The second, not always enthusiastically received due to its form with three movements, prelude, variations with scherzo and coda, links the movements thematically. The work features a large orchestration, for example with five clarinets and eight horns. The first movement, for example, thrives on the fullness of sound. At the same time, Schmidt handles the instrumental masses in the second movement subtly, with different orchestral groups playing each variation. The contrasts are easy to hear in the interpretation by Berman and the orchestra from Wales. While the first movement is still striking and powerful, but never uncontrolled, in the second they offer carefully restrained auditory impressions through to chamber music-like refinement, while also allowing the lyrical aspects to be heard. The musicians develop the third movement from a quiet beginning to the whirling conclusion and show that they can realize the music appropriately, even if the scores are challenging.

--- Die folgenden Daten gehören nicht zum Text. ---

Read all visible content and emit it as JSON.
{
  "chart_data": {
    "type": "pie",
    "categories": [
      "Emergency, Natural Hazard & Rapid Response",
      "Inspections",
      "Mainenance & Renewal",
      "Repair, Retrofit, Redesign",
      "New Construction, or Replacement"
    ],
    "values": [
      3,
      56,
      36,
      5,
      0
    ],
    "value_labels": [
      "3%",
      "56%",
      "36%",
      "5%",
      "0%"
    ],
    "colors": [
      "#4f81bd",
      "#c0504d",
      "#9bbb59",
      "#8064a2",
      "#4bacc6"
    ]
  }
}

In its cheerful basic tone with dark interludes, the third symphony shows the composer’s harmonic modernity, but omits the breaks as in Mahler, and is also harmonically complex in the second movement. These ramifications are clearly expressed in the performance of the orchestra from Wales. In contrast, they offer the Scherzo in a folk-like manner. You can sense Bruckner in the background here, just as the composer intended. With slight dark reminiscences from the early movements, the finale nevertheless becomes a bouncing dance. The BBC artists also portray this development with emphasis.

The fourth symphony is a preoccupation with life. The daughter’s death is only recognizable in the second movement, which Schmidt himself saw as a requiem, but the pain continues in the scherzo. In the finale, life passes by once again. Despite this sombre message, the symphony is the composer’s most popular today. The orchestra under Jonathan Berman brings the personal thoughts expressed in this music to life with an intense and calmly unfolding reading.

Intermezzo and Carnival Music from the opera « Notre Dame » is music that, according to the score, should be played with great passion. The participants succeed in doing this extraordinarily well with a finely spun musical thread and dedication. The overall result is a cohesive view of the music of Franz Schmidt.